ROSELL: Erika, I too want “to find other ways to persuade more people to get vaccinated.” And we have done so. Creating lotteries. Financial and other incentives. Recruiting ministers to preach vaccination from their pulpits. Public Service Announcements depicting sports and music stars, politicians and other celebrities rolling up their sleeves. We’re using empathy instead of shaming. Persuasion over coercion. And some of it’s working. But not nearly enough or quickly enough. We’re in a global pandemic of nearly two years duration. Delta variant surges have our hospital-based physician colleagues shaking in their boots, if they’re not too exhausted to move at all.

This is a public health emergency. Emergencies warrant innovative means toward ends of human survival. It entails risk-taking. One family physician in Alabama took the risk of innovative action. At least he has gotten our attention. That is some sort of success in the midst of public chaos.

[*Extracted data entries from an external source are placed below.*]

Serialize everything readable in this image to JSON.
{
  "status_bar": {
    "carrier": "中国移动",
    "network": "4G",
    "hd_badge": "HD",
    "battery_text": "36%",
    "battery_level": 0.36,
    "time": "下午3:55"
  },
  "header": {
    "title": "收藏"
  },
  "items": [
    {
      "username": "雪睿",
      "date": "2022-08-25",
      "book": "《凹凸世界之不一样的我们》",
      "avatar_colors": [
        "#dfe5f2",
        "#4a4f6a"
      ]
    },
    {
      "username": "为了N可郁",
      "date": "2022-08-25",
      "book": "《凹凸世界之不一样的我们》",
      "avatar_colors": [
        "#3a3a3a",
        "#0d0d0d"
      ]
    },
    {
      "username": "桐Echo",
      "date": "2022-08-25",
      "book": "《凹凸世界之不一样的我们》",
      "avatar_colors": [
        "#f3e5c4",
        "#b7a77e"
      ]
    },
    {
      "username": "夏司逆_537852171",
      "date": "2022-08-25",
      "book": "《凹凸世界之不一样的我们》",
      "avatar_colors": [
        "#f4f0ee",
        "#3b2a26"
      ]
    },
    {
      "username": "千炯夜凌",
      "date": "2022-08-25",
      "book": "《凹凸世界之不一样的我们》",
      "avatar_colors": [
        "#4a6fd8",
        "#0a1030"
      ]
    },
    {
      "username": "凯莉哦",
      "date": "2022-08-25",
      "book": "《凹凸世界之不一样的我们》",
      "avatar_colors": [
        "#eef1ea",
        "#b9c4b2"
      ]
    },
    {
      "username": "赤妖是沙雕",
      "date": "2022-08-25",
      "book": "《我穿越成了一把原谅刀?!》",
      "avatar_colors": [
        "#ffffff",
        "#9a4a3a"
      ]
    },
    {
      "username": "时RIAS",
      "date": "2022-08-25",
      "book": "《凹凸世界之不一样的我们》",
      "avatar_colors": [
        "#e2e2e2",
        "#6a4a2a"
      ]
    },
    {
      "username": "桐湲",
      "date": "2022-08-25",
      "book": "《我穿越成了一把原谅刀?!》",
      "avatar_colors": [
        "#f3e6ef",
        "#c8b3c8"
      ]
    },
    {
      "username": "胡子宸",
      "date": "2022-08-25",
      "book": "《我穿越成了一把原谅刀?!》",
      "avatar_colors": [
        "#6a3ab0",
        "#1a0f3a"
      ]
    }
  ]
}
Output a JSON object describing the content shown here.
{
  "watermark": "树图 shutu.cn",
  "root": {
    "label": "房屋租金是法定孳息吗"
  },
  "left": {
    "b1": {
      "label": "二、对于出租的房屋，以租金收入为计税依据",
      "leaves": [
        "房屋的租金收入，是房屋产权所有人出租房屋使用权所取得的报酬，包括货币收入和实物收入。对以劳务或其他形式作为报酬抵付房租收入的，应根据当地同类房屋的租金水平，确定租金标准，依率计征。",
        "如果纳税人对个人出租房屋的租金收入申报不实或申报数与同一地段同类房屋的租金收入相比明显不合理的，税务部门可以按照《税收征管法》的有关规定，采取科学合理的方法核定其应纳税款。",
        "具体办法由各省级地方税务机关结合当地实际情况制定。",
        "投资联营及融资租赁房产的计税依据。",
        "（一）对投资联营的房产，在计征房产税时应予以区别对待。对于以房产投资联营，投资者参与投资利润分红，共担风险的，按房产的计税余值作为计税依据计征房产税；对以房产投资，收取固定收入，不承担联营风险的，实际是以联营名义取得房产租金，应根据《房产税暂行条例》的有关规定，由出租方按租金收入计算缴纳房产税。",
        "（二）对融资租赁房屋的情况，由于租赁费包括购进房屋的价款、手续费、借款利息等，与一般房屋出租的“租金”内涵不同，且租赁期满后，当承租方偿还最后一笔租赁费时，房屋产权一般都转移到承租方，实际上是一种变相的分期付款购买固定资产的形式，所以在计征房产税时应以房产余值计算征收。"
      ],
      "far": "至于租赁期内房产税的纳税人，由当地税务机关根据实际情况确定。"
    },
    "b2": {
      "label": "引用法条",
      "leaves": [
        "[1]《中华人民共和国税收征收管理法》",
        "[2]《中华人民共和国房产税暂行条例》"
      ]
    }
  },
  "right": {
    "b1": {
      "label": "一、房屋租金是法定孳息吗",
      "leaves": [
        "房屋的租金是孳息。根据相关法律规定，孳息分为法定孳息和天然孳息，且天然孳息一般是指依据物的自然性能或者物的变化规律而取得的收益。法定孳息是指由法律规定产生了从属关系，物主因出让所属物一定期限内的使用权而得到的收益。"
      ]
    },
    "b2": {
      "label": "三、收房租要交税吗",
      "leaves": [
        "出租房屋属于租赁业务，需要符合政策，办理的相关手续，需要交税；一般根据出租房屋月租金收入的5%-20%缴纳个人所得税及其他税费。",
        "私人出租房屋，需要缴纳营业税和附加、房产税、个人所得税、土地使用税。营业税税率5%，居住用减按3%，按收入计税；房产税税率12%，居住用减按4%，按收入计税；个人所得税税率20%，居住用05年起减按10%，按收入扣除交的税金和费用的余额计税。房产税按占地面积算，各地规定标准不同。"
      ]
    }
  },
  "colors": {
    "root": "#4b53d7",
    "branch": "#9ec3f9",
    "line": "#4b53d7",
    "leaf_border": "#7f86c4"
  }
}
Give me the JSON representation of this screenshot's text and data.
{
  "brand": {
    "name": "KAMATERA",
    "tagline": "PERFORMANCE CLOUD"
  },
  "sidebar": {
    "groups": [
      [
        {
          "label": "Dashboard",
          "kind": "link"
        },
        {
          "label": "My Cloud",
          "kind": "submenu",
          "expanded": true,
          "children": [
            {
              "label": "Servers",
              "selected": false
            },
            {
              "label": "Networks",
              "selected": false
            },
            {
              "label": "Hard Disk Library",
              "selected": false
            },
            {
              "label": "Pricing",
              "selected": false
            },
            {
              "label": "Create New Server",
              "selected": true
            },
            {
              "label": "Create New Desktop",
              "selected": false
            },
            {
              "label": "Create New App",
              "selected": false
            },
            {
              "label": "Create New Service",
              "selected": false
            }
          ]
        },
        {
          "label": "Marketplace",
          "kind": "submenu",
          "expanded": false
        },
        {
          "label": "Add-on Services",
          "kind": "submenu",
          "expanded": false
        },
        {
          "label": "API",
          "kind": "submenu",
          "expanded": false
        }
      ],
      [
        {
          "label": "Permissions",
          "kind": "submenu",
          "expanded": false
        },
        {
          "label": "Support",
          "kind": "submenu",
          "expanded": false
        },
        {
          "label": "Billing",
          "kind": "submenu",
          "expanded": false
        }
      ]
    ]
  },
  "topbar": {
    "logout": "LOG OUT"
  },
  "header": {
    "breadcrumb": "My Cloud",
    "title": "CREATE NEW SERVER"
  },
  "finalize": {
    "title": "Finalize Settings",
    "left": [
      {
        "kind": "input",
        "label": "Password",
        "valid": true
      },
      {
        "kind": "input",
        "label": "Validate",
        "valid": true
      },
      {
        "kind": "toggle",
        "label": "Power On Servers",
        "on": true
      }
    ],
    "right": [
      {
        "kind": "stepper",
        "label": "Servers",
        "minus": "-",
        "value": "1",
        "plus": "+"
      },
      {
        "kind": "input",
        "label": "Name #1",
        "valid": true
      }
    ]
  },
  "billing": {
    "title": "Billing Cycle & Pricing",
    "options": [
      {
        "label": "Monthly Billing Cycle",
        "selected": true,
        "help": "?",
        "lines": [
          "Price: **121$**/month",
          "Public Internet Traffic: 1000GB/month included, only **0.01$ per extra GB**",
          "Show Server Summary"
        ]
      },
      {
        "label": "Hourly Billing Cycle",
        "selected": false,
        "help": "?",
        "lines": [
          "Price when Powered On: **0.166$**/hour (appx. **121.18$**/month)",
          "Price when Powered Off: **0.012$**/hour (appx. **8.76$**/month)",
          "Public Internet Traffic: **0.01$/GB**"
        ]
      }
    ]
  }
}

You also wrote: “The prospect of physicians refusing to care for patients whose ‘covid was their own dang fault’ is horrific to my mind.”

And to mine. Yes.

But is that what Dr. Valentine is reportedly doing? What I read is that he aims to communicate with all of his patients that he recommends vaccination, and that if they choose otherwise, he can no longer be their doctor—for reasons given. Ought he send that letter? Does this constitute patient abandonment? Those are questions to discuss.

I have not heard of anyone who is refusing or threatening to refuse care to actual current COVID patients on grounds that it was their own fault. Some (all?) providers surely feel frustrated by needing to care for COVID patients with a mostly preventable illness. So do I. Indeed, it seems obvious that we each do bear some responsibility for our own COVID illness if that is a result of having chosen to not get vaccinated. Even so, if that patient shows up at the ER or Urgent Care, they will be treated like everyone else, on grounds of EMTALA (Emergency Medical Treatment and Labor Act) if nothing else.

Now, if a patient who used to see the Alabama doc for primary care still chooses not to get vaccinated after receiving the physician’s letter, then gets COVID and wants a non-urgent appointment, it appears they’ll need to look elsewhere. Probably Urgent Care or ER. At this point, I’m not convinced they are harmed by their former primary care provider thereby. Rather, this does seem to me to be a matter of the patient’s personal responsibility. We all make choices and live with the consequences—in this case, that of needing to find another primary care physician.

Pediatricians have debated this issue for years. Some have sent those letters to parents who refuse to do childhood immunizations. “Vaccinate or find your child another pediatrician.” The rationale typically is that unvaccinated children pose a risk to other patients and especially to immuno-compromised persons in the clinic environment. This situation seems more ethically complex to me given that it involves pediatric patients without personal responsibility whatsoever.

But adult patients refusing COVID vaccine? I am unable to make a cogent argument, thus far, that would fault Dr. Valentine for his stated stance. It might be that more primary care docs need to follow suit so as to incentivize vaccine-reluctant/refusing patients to do the right thing for themselves, their loved ones and the rest of us. Otherwise, a lot more people may suffer and die needless COVID deaths for years to come, including the wholly innocent, especially children. That is ethically weighty.

I think this is an important discussion.